Attack Surface: 2. Command Injection via child_process

  • Description: Exploiting vulnerabilities in how the application uses the child_process module to execute external commands. Attackers inject malicious commands through unsanitized user input. While child_process is a Node.js feature, NW.js makes it directly accessible to the application, increasing the likelihood of misuse.
  • How NW.js Contributes: NW.js provides direct access to child_process without any intermediary security layer, making it readily available for developers to use (and potentially misuse) within the application's context. This is a direct consequence of the Node.js integration.
  • Example: An application takes a filename as input and uses child_process.exec('some_tool ' + filename) to process it. An attacker provides a filename like "; rm -rf /; echo ", injecting a malicious command.
  • Impact: Arbitrary command execution with the privileges of the spawned process (often the same as the NW.js application). Similar to full system compromise, but potentially limited by the privileges of the child process.
  • Risk Severity: High (can be Critical if the child process has high privileges)
  • Mitigation Strategies:
    • Prefer spawn with argument arrays: Use child_process.spawn('some_tool', [filename]). This avoids shell interpretation and prevents command injection.
    • Avoid child_process when possible: Consider if the functionality can be achieved using safer Node.js APIs or built-in NW.js features.
    • Strict Input Validation (Whitelist): If you must use exec or execFile, rigorously validate and sanitize user input. Use a whitelist of allowed characters/patterns whenever possible. Never trust user-provided data directly in a command string.
    • Least Privilege: Run spawned processes with the lowest necessary privileges.

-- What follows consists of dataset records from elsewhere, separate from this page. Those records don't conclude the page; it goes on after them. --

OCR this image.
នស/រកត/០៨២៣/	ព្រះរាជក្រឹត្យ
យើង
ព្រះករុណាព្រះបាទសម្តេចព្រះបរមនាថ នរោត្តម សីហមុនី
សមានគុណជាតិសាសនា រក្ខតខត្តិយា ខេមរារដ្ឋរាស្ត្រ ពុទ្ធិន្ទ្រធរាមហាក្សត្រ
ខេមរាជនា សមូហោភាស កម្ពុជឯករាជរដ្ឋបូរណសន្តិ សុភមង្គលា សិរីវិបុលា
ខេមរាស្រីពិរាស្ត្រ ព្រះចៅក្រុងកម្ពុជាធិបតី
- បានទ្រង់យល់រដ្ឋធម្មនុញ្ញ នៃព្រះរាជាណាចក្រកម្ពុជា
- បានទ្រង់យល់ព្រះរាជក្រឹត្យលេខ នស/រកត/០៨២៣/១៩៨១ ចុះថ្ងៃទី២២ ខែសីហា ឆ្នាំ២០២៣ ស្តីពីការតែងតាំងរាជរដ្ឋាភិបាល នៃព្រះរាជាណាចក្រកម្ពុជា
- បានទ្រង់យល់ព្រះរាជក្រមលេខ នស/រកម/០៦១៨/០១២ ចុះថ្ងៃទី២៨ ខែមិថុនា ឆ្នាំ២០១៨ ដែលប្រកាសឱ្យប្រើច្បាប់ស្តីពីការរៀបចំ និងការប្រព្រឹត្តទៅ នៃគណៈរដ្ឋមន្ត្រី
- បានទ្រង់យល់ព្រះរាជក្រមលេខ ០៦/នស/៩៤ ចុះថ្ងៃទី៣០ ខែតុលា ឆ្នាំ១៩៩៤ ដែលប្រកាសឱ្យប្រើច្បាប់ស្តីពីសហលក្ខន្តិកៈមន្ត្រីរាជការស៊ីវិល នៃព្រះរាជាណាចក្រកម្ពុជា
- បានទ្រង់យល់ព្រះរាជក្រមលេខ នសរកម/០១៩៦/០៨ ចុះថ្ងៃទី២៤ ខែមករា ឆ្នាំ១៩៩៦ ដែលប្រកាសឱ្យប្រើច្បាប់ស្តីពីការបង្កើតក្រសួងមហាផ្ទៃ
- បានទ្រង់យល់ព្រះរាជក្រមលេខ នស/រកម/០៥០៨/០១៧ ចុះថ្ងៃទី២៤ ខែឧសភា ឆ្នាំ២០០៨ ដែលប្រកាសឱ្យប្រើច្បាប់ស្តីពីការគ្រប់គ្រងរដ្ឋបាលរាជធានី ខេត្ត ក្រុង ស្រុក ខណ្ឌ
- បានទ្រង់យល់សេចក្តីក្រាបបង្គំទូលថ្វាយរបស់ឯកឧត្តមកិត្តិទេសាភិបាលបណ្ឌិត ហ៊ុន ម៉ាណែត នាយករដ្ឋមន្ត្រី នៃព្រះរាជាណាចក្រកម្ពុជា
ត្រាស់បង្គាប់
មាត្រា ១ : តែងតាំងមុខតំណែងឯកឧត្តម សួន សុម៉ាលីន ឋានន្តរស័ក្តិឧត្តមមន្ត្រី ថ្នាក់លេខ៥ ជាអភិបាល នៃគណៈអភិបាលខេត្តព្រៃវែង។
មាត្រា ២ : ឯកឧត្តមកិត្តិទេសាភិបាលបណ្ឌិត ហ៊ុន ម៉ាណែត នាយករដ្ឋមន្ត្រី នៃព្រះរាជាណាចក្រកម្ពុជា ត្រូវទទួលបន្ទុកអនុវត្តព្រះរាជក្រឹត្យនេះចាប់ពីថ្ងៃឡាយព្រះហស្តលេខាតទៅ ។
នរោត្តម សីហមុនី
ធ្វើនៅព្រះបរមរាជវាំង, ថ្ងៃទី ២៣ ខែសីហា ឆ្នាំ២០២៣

Attack Surface: 3. Untrusted Content in webview with Node.js Integration

  • Description: Loading untrusted web content within a <webview> tag with Node.js integration enabled. This is essentially the same risk as node-integration in a renderer, but confined to the webview. This is entirely an NW.js-specific risk.
  • How NW.js Contributes: NW.js provides the <webview> tag, and the nodeintegration attribute directly controls Node.js access within it. This is a feature specific to NW.js.
  • Example: An application displays user-submitted HTML within a <webview> that has nodeintegration="true". The attacker's HTML contains malicious JavaScript that uses Node.js to access the file system.
  • Impact: Arbitrary code execution within the context of the NW.js application, with access to the user's system.
  • Risk Severity: Critical
  • Mitigation Strategies:
    • Disable Node.js in webview: Set nodeintegration="false" for all <webview> tags. This is the most important mitigation.
    • Isolate webview: Use the partition attribute to isolate the webview's storage and context from the main application.
    • Content Sanitization: If you must display user-submitted content, thoroughly sanitize it before rendering it in the webview, even with Node.js disabled. Use a robust HTML sanitizer.
    • CSP in webview: Implement a strict CSP within the webview itself to further restrict script execution.